Slosh Dynamics of the Seismically Excited Chamfered Bottom Tank with Bottom-Mounted Internal Object

The inherent energy dissipation ability of the sloshing liquid is effective in vibration control of the supporting structure. Due to the advancement in the construction techniques in structural and mechanical fields, liquid containers of different geometrical configurations were required to avoid tank interference with rigid structural or mechanical components. The quantity of liquid that participates in the connective mode determines the effectiveness of the tuned liquid damper (TLD). To reduce the impulsive liquid mass and to increase the participation of liquid mass in the convective mode, a chamfered bottom tank with a bottom-mounted internal object is proposed in this study.
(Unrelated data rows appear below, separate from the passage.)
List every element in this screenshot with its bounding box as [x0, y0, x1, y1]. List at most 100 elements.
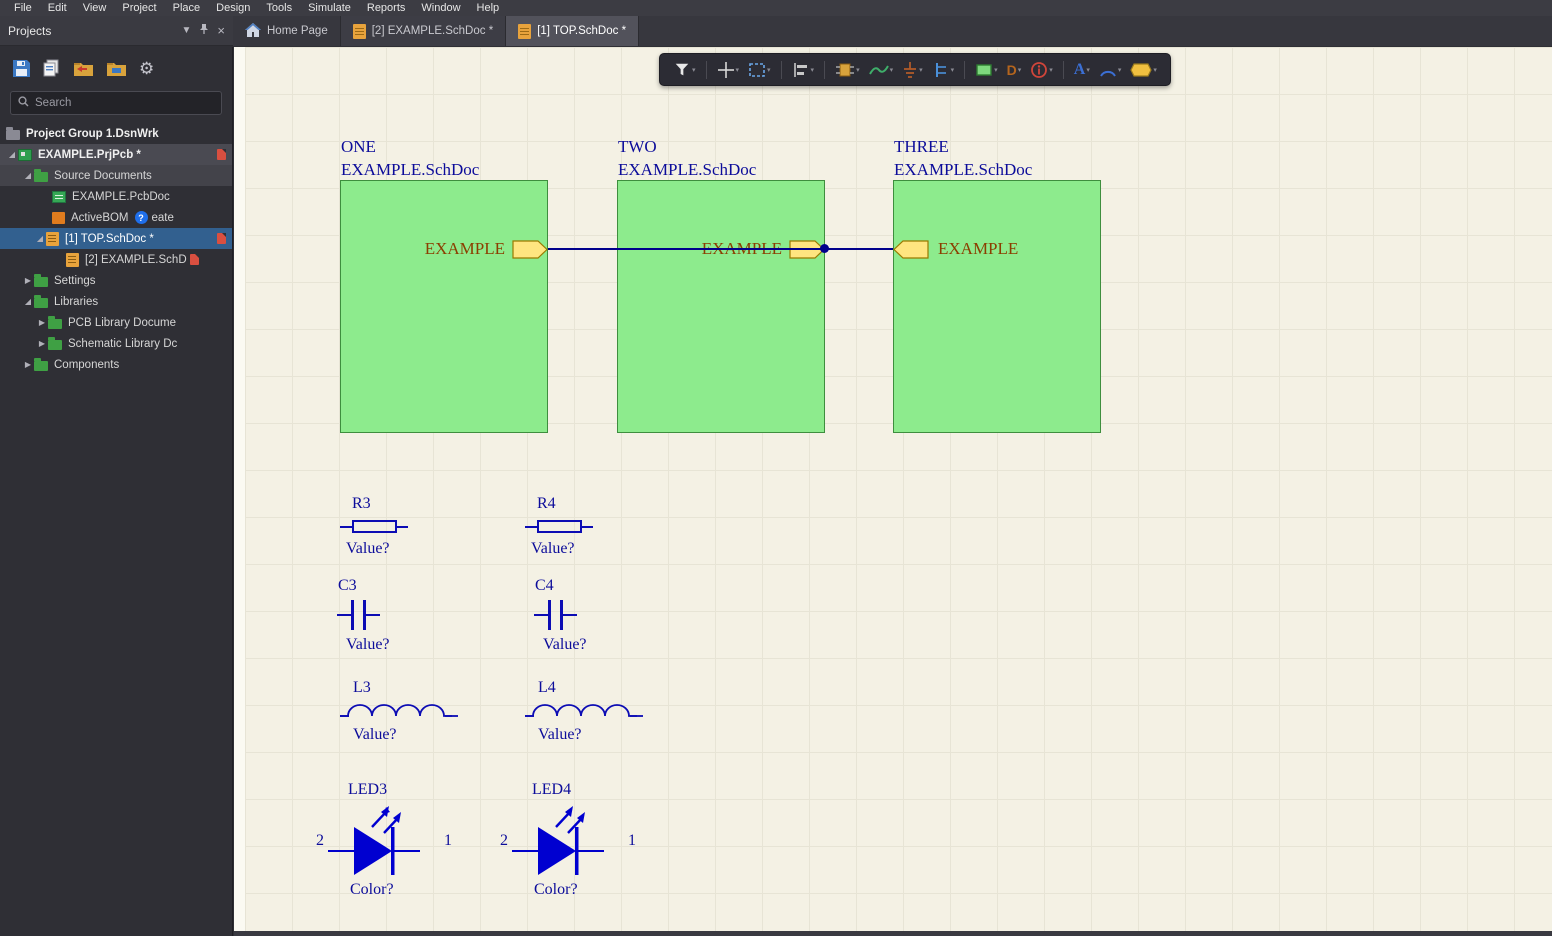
- expander-collapsed-icon[interactable]: ▶: [22, 360, 34, 369]
- pin-icon[interactable]: [199, 23, 209, 38]
- tree-item-project-group[interactable]: Project Group 1.DsnWrk: [0, 123, 232, 144]
- value-label[interactable]: Value?: [346, 540, 408, 558]
- no-erc-icon[interactable]: ▾: [1027, 61, 1056, 79]
- menu-simulate[interactable]: Simulate: [300, 2, 359, 14]
- designator[interactable]: LED4: [532, 781, 636, 799]
- value-label[interactable]: Color?: [534, 881, 636, 899]
- expander-expanded-icon[interactable]: ◢: [22, 171, 34, 180]
- pin-number-2: 2: [500, 832, 508, 850]
- component-l3[interactable]: L3 Value?: [340, 679, 458, 744]
- select-area-icon[interactable]: ▾: [745, 61, 774, 79]
- tree-item-source-documents[interactable]: ◢ Source Documents: [0, 165, 232, 186]
- sheet-symbol-three[interactable]: EXAMPLE: [893, 180, 1101, 433]
- resistor-symbol: [525, 520, 593, 533]
- designator[interactable]: L3: [353, 679, 458, 697]
- sheet-entry-arrow-icon: [893, 240, 929, 259]
- filter-icon[interactable]: ▾: [670, 61, 699, 79]
- component-led3[interactable]: LED3 2 1 Color?: [316, 781, 452, 899]
- tab-home-page[interactable]: Home Page: [233, 16, 341, 46]
- sheet-entry-arrow-icon: [512, 240, 548, 259]
- expander-expanded-icon[interactable]: ◢: [22, 297, 34, 306]
- expander-expanded-icon[interactable]: ◢: [34, 234, 46, 243]
- tree-item-project[interactable]: ◢ EXAMPLE.PrjPcb *: [0, 144, 232, 165]
- compile-folder-icon[interactable]: [73, 60, 94, 77]
- menu-view[interactable]: View: [75, 2, 115, 14]
- tree-item-example-schdoc[interactable]: [2] EXAMPLE.SchD: [0, 249, 232, 270]
- component-r4[interactable]: R4 Value?: [525, 495, 593, 558]
- port-icon[interactable]: ▾: [1127, 63, 1160, 77]
- inductor-symbol: [525, 702, 643, 720]
- menu-reports[interactable]: Reports: [359, 2, 414, 14]
- close-icon[interactable]: ×: [217, 23, 225, 38]
- component-c3[interactable]: C3 Value?: [337, 577, 390, 654]
- explorer-folder-icon[interactable]: [106, 60, 127, 77]
- designator[interactable]: L4: [538, 679, 643, 697]
- documents-icon[interactable]: [43, 59, 61, 78]
- designator[interactable]: R4: [537, 495, 593, 513]
- expander-collapsed-icon[interactable]: ▶: [22, 276, 34, 285]
- menu-file[interactable]: File: [6, 2, 40, 14]
- search-input[interactable]: [35, 97, 214, 109]
- designator[interactable]: LED3: [348, 781, 452, 799]
- designator[interactable]: C3: [338, 577, 390, 595]
- schematic-canvas[interactable]: ▾ ▾ ▾ ▾ ▾ ▾ ▾ ▾: [234, 47, 1552, 936]
- menu-project[interactable]: Project: [114, 2, 164, 14]
- chevron-down-icon[interactable]: ▼: [182, 25, 192, 36]
- resistor-symbol: [340, 520, 408, 533]
- expander-expanded-icon[interactable]: ◢: [6, 150, 18, 159]
- tab-label: Home Page: [267, 25, 328, 37]
- menu-help[interactable]: Help: [469, 2, 508, 14]
- expander-collapsed-icon[interactable]: ▶: [36, 339, 48, 348]
- value-label[interactable]: Value?: [538, 726, 643, 744]
- component-r3[interactable]: R3 Value?: [340, 495, 408, 558]
- value-label[interactable]: Value?: [353, 726, 458, 744]
- chevron-down-icon: ▾: [1153, 66, 1157, 74]
- value-label[interactable]: Value?: [543, 636, 587, 654]
- component-l4[interactable]: L4 Value?: [525, 679, 643, 744]
- modified-doc-icon: [217, 233, 226, 244]
- tree-item-pcbdoc[interactable]: EXAMPLE.PcbDoc: [0, 186, 232, 207]
- tree-item-top-schdoc[interactable]: ◢ [1] TOP.SchDoc *: [0, 228, 232, 249]
- sheet-entry[interactable]: EXAMPLE: [425, 239, 548, 259]
- component-c4[interactable]: C4 Value?: [534, 577, 587, 654]
- tab-top-schdoc[interactable]: [1] TOP.SchDoc *: [506, 16, 639, 46]
- value-label[interactable]: Value?: [531, 540, 593, 558]
- expander-collapsed-icon[interactable]: ▶: [36, 318, 48, 327]
- value-label[interactable]: Color?: [350, 881, 452, 899]
- device-sheet-icon[interactable]: D ▾: [1004, 62, 1025, 78]
- sheet-symbol-icon[interactable]: ▾: [972, 61, 1001, 79]
- gear-icon[interactable]: ⚙: [139, 60, 154, 77]
- align-icon[interactable]: ▾: [789, 61, 818, 79]
- tree-item-pcb-library[interactable]: ▶ PCB Library Docume: [0, 312, 232, 333]
- designator[interactable]: C4: [535, 577, 587, 595]
- place-wire-icon[interactable]: ▾: [866, 61, 897, 79]
- led-symbol: [328, 805, 440, 877]
- tree-item-activebom[interactable]: ActiveBOM ? eate: [0, 207, 232, 228]
- sheet-entry[interactable]: EXAMPLE: [893, 239, 1018, 259]
- tab-example-schdoc[interactable]: [2] EXAMPLE.SchDoc *: [341, 16, 506, 46]
- value-label[interactable]: Value?: [346, 636, 390, 654]
- tree-item-sch-library[interactable]: ▶ Schematic Library Dc: [0, 333, 232, 354]
- place-part-icon[interactable]: ▾: [832, 61, 863, 79]
- component-led4[interactable]: LED4 2 1 Color?: [500, 781, 636, 899]
- tree-item-components[interactable]: ▶ Components: [0, 354, 232, 375]
- tab-label: [1] TOP.SchDoc *: [537, 25, 626, 37]
- search-box[interactable]: [10, 91, 222, 115]
- menu-window[interactable]: Window: [413, 2, 468, 14]
- wire[interactable]: [548, 248, 893, 250]
- menu-tools[interactable]: Tools: [258, 2, 300, 14]
- sheet-symbol-two[interactable]: EXAMPLE: [617, 180, 825, 433]
- cross-cursor-icon[interactable]: ▾: [714, 61, 743, 79]
- text-string-icon[interactable]: A ▾: [1071, 61, 1093, 79]
- designator[interactable]: R3: [352, 495, 408, 513]
- menu-place[interactable]: Place: [165, 2, 209, 14]
- tree-item-settings[interactable]: ▶ Settings: [0, 270, 232, 291]
- save-icon[interactable]: [12, 59, 31, 78]
- tree-item-libraries[interactable]: ◢ Libraries: [0, 291, 232, 312]
- arc-icon[interactable]: ▾: [1096, 62, 1125, 78]
- menu-edit[interactable]: Edit: [40, 2, 75, 14]
- menu-design[interactable]: Design: [208, 2, 258, 14]
- power-port-icon[interactable]: ▾: [899, 61, 926, 79]
- signal-harness-icon[interactable]: ▾: [929, 61, 958, 79]
- sheet-symbol-one[interactable]: EXAMPLE: [340, 180, 548, 433]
A 2D finite element model developed employing the potential flow theory is used for the present numerical investigation. The effect of the frequency content of ground motion on the slosh dynamics of the chamfered bottom tank has been investigated under six different earthquake ground motions classified based on frequency contents. Also, the dynamic impulsive and convective components of base shear force and hydrodynamic pressure are quantified successfully. A parametric study has been performed to quantify the influence of the bottom-mounted object on the seismic response by altering the object's height. The developed numerical model in this study can be utilized for tuning and designing structure-coupled chamfered bottom TLDs as well as the irregular liquid containers with internal submerged components.